Baldwin remembers having those fears and doubts in his own academic journey and thanks ABRCMS for encouraging him to pursue a career in science and academia.
“ABRCMS was the first time that I entered a scientific space and saw a large number of people that looked like me. I remember during my undergraduate years feeling like I didn’t belong since, more often than not, I was the only African American student and being first generation as well, there were a lot of ideas about progressing through school and knowledge that I did not know. ABRCMS provided talks that instilled confidence in me, gave me the knowledge and tools necessary to progress to graduate school and alleviated my imposter syndrome,” said Baldwin.
Individuals who experience imposter syndrome tend to doubt their skills, abilities and accomplishments. As a result, it can be difficult for them to internalize their accomplishments and recognize their own successes.
Hieser encourages all undergraduate and graduate students interested in the biomedical sciences to attend ABRCMS in the years to come.

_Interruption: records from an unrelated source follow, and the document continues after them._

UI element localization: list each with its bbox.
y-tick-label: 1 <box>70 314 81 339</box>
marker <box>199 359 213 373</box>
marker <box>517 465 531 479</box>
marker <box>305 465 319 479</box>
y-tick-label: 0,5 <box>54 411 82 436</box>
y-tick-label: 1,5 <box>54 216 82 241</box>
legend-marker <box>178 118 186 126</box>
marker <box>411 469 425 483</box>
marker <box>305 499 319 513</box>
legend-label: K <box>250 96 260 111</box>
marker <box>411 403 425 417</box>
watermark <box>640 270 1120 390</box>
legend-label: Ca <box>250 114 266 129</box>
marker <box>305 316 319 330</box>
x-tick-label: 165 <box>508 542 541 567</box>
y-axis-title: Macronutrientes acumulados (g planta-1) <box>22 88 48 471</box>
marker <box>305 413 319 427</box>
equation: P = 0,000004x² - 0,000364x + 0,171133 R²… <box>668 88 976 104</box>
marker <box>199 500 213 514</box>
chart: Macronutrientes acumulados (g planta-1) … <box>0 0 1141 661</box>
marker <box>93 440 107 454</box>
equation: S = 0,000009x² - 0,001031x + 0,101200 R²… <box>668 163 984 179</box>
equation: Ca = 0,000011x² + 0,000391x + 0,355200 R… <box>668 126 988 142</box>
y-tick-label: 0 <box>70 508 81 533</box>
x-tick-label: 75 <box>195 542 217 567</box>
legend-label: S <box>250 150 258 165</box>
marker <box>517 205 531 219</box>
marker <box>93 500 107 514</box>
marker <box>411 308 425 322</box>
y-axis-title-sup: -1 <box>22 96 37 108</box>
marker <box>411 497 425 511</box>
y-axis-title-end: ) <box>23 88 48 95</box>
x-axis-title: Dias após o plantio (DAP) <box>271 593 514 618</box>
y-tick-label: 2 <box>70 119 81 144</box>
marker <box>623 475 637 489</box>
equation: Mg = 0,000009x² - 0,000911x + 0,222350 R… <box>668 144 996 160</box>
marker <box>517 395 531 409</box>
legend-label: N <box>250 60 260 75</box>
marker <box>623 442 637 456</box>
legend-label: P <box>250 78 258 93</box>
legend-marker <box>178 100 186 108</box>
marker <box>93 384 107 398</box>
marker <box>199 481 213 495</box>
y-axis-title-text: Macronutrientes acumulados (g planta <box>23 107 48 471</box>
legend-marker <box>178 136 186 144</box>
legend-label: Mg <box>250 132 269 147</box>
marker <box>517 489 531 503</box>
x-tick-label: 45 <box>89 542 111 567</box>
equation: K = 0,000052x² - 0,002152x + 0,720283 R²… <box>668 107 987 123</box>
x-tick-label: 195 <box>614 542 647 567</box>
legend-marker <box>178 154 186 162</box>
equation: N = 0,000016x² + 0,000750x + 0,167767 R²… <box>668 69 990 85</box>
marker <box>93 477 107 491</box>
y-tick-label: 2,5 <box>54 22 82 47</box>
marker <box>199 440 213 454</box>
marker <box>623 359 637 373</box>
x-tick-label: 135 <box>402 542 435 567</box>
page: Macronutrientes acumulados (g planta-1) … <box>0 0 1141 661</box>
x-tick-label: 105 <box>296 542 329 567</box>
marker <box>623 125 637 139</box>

“In addition to the excellent professional development sessions, graduate school preparation support, and research presentations, the networking opportunities are absolutely incredible. Each year, hundreds of the top graduate programs in the biomedical sciences participate in the exhibit fair. Whether students are looking for summer research programs, graduate programs, postdoctoral experiences, or simply to meet with scientists or other students within the biomedical sciences, there are ample opportunities to make connections,” said Hieser.
Having been involved in ABRCMS for years, Baldwin feels honored to continue participating as a recruiter, using the knowledge he’s acquired, “to be the person that he needed in the past.”
“I recommend this conference to undergraduate and graduate students alike,” said Baldwin. “Conferences, such as ABRCMS, that have a focus on promoting diversity are always an amazing opportunity to network and meet new people that could potentially assist you in your journey.”